The Economist, drawing upon research by Bain & Company and others, suggests that the “Big Oil” companies – Shell, BP, Exxon Mobil, Chevron, Texaco and Total – are not so big and powerful as they seem.
In the 1950s the big oil companies controlled 85% of oil reserves. Now, 90% are controlled, in whole or part, by national oil companies – Saudi Arabia, Russia, Iran, Kuwait, Brazil– which are increasingly less reliant on the oil companies for technology and production management expertise. Some of these companies are now competing with Big Oil to provide services to other oil-producing countries.
Outsourcing over the last few decades has also meant that smaller companies have developed the expertise to extract oil (and gas) and can work with national oil companies, shutting out the big guys.
So, The Economist contends, the big oil companies are forced to go to the most challenging places or reserves to make their living. They are, it seems, beyond Peak Profit. But not so very far past if you peruse the top of the Fortune 500 list.
If demand for oil slows in emerging economies (because of adoption of less gas-guzzling means of transportation, and increasing use of renewable forms of energy), then the big oil companies could face, for them, serious problems.
My first thought on reading The Economist article was “Have Royal Dutch Shell’s famous scenarios failed?” These now famous scenarios helped Shell think beyond short time frames and prepare for uncertainty. The first Shell scenario in the early 1970’s enabled Shell to consider the possibility of an oil crisis, and allowed the company to be well positioned to respond. They have undertaken energy scenarios on a regular basis since then, though with less prescient and tangible outcomes. The most recent – New Lens – came out in March this year. These re-iterate the “Stress Nexus” of water, food and fuel supplies in a rapidly changing world.
But Shell’s scenarios aren’t about predicting, they’re about preparation. Earlier scenarios didn’t predict the global financial crisis, the shale gas boom in the US, nor a retreat from nuclear power by Germany.
As a recent analysis in the Harvard Business Review describes (Registration required) their purpose has always been to “support strategic conversations” and make management comfortable with planning for uncertainty.
… a sustained scenario practice can make leaders comfortable with the ambiguity of an open future.
New Zealand, and many other, organisations have indulged in futures scenarios on a one-off basis.
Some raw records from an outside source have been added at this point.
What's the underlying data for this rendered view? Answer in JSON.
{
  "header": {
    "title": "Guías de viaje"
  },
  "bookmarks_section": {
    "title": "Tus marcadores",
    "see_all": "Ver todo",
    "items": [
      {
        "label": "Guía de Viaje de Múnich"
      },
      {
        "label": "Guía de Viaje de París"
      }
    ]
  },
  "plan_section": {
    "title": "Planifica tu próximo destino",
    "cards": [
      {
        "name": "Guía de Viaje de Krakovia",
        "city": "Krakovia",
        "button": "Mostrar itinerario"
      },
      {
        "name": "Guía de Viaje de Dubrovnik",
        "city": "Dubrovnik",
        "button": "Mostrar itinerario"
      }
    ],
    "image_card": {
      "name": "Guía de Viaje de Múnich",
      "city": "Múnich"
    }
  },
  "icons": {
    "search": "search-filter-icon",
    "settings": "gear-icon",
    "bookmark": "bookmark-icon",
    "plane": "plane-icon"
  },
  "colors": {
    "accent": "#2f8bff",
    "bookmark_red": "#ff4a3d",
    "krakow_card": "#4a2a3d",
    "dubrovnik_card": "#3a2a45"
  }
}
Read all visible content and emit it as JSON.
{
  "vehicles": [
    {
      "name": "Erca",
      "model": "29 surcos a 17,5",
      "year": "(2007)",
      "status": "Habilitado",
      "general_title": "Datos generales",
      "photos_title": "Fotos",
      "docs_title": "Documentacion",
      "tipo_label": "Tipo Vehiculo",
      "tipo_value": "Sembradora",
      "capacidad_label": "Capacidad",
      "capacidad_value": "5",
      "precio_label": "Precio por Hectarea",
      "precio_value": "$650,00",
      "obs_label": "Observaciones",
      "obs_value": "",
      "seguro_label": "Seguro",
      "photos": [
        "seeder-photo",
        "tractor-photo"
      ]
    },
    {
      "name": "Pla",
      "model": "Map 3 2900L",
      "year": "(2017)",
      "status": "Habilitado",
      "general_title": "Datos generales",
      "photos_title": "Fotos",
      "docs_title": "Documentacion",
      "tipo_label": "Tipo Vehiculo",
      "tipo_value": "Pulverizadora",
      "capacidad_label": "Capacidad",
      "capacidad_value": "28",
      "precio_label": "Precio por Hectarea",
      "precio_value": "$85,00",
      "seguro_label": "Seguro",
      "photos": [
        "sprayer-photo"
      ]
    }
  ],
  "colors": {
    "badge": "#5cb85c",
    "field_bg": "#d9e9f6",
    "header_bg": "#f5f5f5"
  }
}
Sometimes this has probably helped strategic planning for a few years, but then the effect is lost (or made worse, if old scenarios are used without refreshing them). Its easy to do bad scenarios. The HBR article notes that their regular use has perhaps enabled Shell to more quickly respond to changes. That’s hard to tell – Exxon Mobil has lower revenue but greater profits and I don’t know if they put as much effort into scenarios as Royal Dutch Shell.
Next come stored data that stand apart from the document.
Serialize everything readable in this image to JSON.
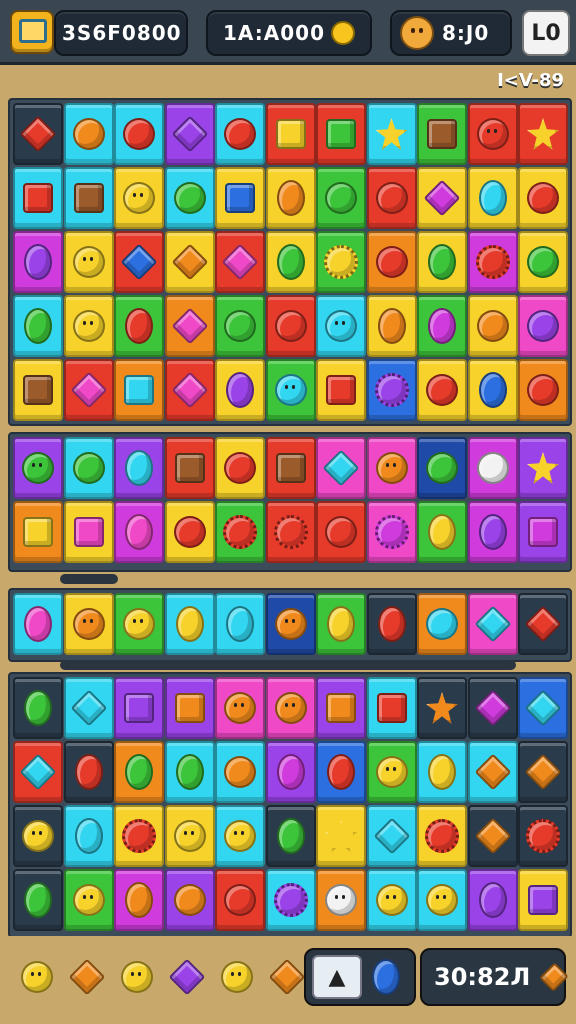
{
  "hud": {
    "score_text": "3S6F0800",
    "coins_text": "1A:A000",
    "lives_text": "8:J0",
    "pause_label": "L0",
    "level_label": "I<V-89"
  },
  "bottom": {
    "timer_text": "30:82Л"
  },
  "colors": {
    "red": "#e63a2a",
    "orange": "#f08a1d",
    "yellow": "#f6d22a",
    "green": "#3cc43a",
    "lime": "#9ee02a",
    "cyan": "#33d6f0",
    "blue": "#2b6fe0",
    "purple": "#9a43e8",
    "pink": "#ef49c8",
    "magenta": "#cf3bdc",
    "navy": "#1f4aa8",
    "dark": "#2a3b4c",
    "teal": "#25b6c7",
    "brown": "#9b5b2b",
    "white": "#f2f2f2",
    "darkred": "#a11f1f"
  },
  "boards": [
    {
      "rows": [
        [
          [
            "dark",
            "red",
            "diamond"
          ],
          [
            "cyan",
            "orange",
            "circle"
          ],
          [
            "cyan",
            "red",
            "circle"
          ],
          [
            "purple",
            "purple",
            "diamond"
          ],
          [
            "cyan",
            "red",
            "circle"
          ],
          [
            "red",
            "yellow",
            "square"
          ],
          [
            "red",
            "green",
            "square"
          ],
          [
            "cyan",
            "yellow",
            "star"
          ],
          [
            "green",
            "brown",
            "square"
          ],
          [
            "red",
            "red",
            "face"
          ],
          [
            "red",
            "yellow",
            "star"
          ]
        ],
        [
          [
            "cyan",
            "red",
            "square"
          ],
          [
            "cyan",
            "brown",
            "square"
          ],
          [
            "yellow",
            "yellow",
            "face"
          ],
          [
            "cyan",
            "green",
            "circle"
          ],
          [
            "yellow",
            "blue",
            "square"
          ],
          [
            "yellow",
            "orange",
            "oval"
          ],
          [
            "green",
            "green",
            "circle"
          ],
          [
            "red",
            "red",
            "circle"
          ],
          [
            "yellow",
            "magenta",
            "diamond"
          ],
          [
            "yellow",
            "cyan",
            "oval"
          ],
          [
            "yellow",
            "red",
            "circle"
          ]
        ],
        [
          [
            "magenta",
            "purple",
            "oval"
          ],
          [
            "yellow",
            "yellow",
            "face"
          ],
          [
            "red",
            "blue",
            "diamond"
          ],
          [
            "yellow",
            "orange",
            "diamond"
          ],
          [
            "red",
            "pink",
            "diamond"
          ],
          [
            "yellow",
            "green",
            "oval"
          ],
          [
            "green",
            "yellow",
            "flower"
          ],
          [
            "orange",
            "red",
            "circle"
          ],
          [
            "yellow",
            "green",
            "oval"
          ],
          [
            "magenta",
            "red",
            "flower"
          ],
          [
            "yellow",
            "green",
            "circle"
          ]
        ],
        [
          [
            "cyan",
            "green",
            "oval"
          ],
          [
            "yellow",
            "yellow",
            "face"
          ],
          [
            "green",
            "red",
            "oval"
          ],
          [
            "orange",
            "pink",
            "diamond"
          ],
          [
            "green",
            "green",
            "circle"
          ],
          [
            "red",
            "red",
            "circle"
          ],
          [
            "cyan",
            "cyan",
            "face"
          ],
          [
            "yellow",
            "orange",
            "oval"
          ],
          [
            "green",
            "magenta",
            "oval"
          ],
          [
            "yellow",
            "orange",
            "circle"
          ],
          [
            "pink",
            "purple",
            "circle"
          ]
        ],
        [
          [
            "yellow",
            "brown",
            "square"
          ],
          [
            "red",
            "pink",
            "diamond"
          ],
          [
            "orange",
            "cyan",
            "square"
          ],
          [
            "red",
            "pink",
            "diamond"
          ],
          [
            "yellow",
            "purple",
            "oval"
          ],
          [
            "green",
            "cyan",
            "face"
          ],
          [
            "yellow",
            "red",
            "square"
          ],
          [
            "blue",
            "purple",
            "flower"
          ],
          [
            "yellow",
            "red",
            "circle"
          ],
          [
            "yellow",
            "blue",
            "oval"
          ],
          [
            "orange",
            "red",
            "circle"
          ]
        ]
      ]
    },
    {
      "rows": [
        [
          [
            "purple",
            "green",
            "face"
          ],
          [
            "cyan",
            "green",
            "circle"
          ],
          [
            "purple",
            "cyan",
            "oval"
          ],
          [
            "red",
            "brown",
            "square"
          ],
          [
            "yellow",
            "red",
            "circle"
          ],
          [
            "red",
            "brown",
            "square"
          ],
          [
            "pink",
            "cyan",
            "diamond"
          ],
          [
            "pink",
            "orange",
            "face"
          ],
          [
            "navy",
            "green",
            "circle"
          ],
          [
            "magenta",
            "white",
            "circle"
          ],
          [
            "purple",
            "yellow",
            "star"
          ]
        ],
        [
          [
            "orange",
            "yellow",
            "square"
          ],
          [
            "yellow",
            "pink",
            "square"
          ],
          [
            "magenta",
            "pink",
            "oval"
          ],
          [
            "yellow",
            "red",
            "circle"
          ],
          [
            "green",
            "red",
            "flower"
          ],
          [
            "red",
            "red",
            "flower"
          ],
          [
            "red",
            "red",
            "circle"
          ],
          [
            "pink",
            "magenta",
            "flower"
          ],
          [
            "green",
            "yellow",
            "oval"
          ],
          [
            "magenta",
            "purple",
            "oval"
          ],
          [
            "purple",
            "magenta",
            "square"
          ]
        ]
      ]
    },
    {
      "rows": [
        [
          [
            "cyan",
            "pink",
            "oval"
          ],
          [
            "yellow",
            "orange",
            "face"
          ],
          [
            "green",
            "yellow",
            "face"
          ],
          [
            "cyan",
            "yellow",
            "oval"
          ],
          [
            "cyan",
            "cyan",
            "oval"
          ],
          [
            "navy",
            "orange",
            "face"
          ],
          [
            "green",
            "yellow",
            "oval"
          ],
          [
            "dark",
            "red",
            "oval"
          ],
          [
            "orange",
            "cyan",
            "circle"
          ],
          [
            "pink",
            "cyan",
            "diamond"
          ],
          [
            "dark",
            "red",
            "diamond"
          ]
        ]
      ]
    },
    {
      "rows": [
        [
          [
            "dark",
            "green",
            "oval"
          ],
          [
            "cyan",
            "cyan",
            "diamond"
          ],
          [
            "purple",
            "purple",
            "square"
          ],
          [
            "purple",
            "orange",
            "square"
          ],
          [
            "pink",
            "orange",
            "face"
          ],
          [
            "pink",
            "orange",
            "face"
          ],
          [
            "purple",
            "orange",
            "square"
          ],
          [
            "cyan",
            "red",
            "square"
          ],
          [
            "dark",
            "orange",
            "star"
          ],
          [
            "dark",
            "magenta",
            "diamond"
          ],
          [
            "blue",
            "cyan",
            "diamond"
          ]
        ],
        [
          [
            "red",
            "cyan",
            "diamond"
          ],
          [
            "dark",
            "red",
            "oval"
          ],
          [
            "orange",
            "green",
            "oval"
          ],
          [
            "cyan",
            "green",
            "oval"
          ],
          [
            "cyan",
            "orange",
            "circle"
          ],
          [
            "purple",
            "magenta",
            "oval"
          ],
          [
            "blue",
            "red",
            "oval"
          ],
          [
            "green",
            "yellow",
            "face"
          ],
          [
            "cyan",
            "yellow",
            "oval"
          ],
          [
            "cyan",
            "orange",
            "diamond"
          ],
          [
            "dark",
            "orange",
            "diamond"
          ]
        ],
        [
          [
            "dark",
            "yellow",
            "face"
          ],
          [
            "cyan",
            "cyan",
            "oval"
          ],
          [
            "yellow",
            "red",
            "flower"
          ],
          [
            "yellow",
            "yellow",
            "face"
          ],
          [
            "cyan",
            "yellow",
            "face"
          ],
          [
            "dark",
            "green",
            "oval"
          ],
          [
            "yellow",
            "yellow",
            "star"
          ],
          [
            "cyan",
            "cyan",
            "diamond"
          ],
          [
            "yellow",
            "red",
            "flower"
          ],
          [
            "dark",
            "orange",
            "diamond"
          ],
          [
            "dark",
            "red",
            "flower"
          ]
        ],
        [
          [
            "dark",
            "green",
            "oval"
          ],
          [
            "green",
            "yellow",
            "face"
          ],
          [
            "magenta",
            "orange",
            "oval"
          ],
          [
            "purple",
            "orange",
            "circle"
          ],
          [
            "red",
            "red",
            "circle"
          ],
          [
            "cyan",
            "purple",
            "flower"
          ],
          [
            "orange",
            "white",
            "face"
          ],
          [
            "cyan",
            "yellow",
            "face"
          ],
          [
            "cyan",
            "yellow",
            "face"
          ],
          [
            "purple",
            "purple",
            "oval"
          ],
          [
            "yellow",
            "purple",
            "square"
          ]
        ]
      ]
    }
  ],
  "bottom_gems": [
    [
      "yellow",
      "face"
    ],
    [
      "orange",
      "diamond"
    ],
    [
      "yellow",
      "face"
    ],
    [
      "purple",
      "diamond"
    ],
    [
      "yellow",
      "face"
    ],
    [
      "orange",
      "diamond"
    ]
  ]
}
Nonetheless, many companies and countries have followed Shell’s lead and used scenarios to aid strategic planning. Rohrbeck and Schwarz find that strategic foresight can be valuable due to ” … an enhanced capacity to perceive change, an enhanced capacity to interpret and respond to change, influencing other actors, and through an enhanced capacity for organizational learning.”
So I wouldn’t write off Shell (or any of the other big oil companies) just yet. They have all been quietly diversifying into other areas.
As Wilkinson & Kupers conclude in their HBR article, scenarios
can aid in navigating complexity and conflict—managing disagreement while avoiding the extremes of groupthink and fragmentation. At Shell and elsewhere, scenarios have helped leaders prepare for futures that might happen, rather than the future they would like to create.
New Zealand can do with more of that.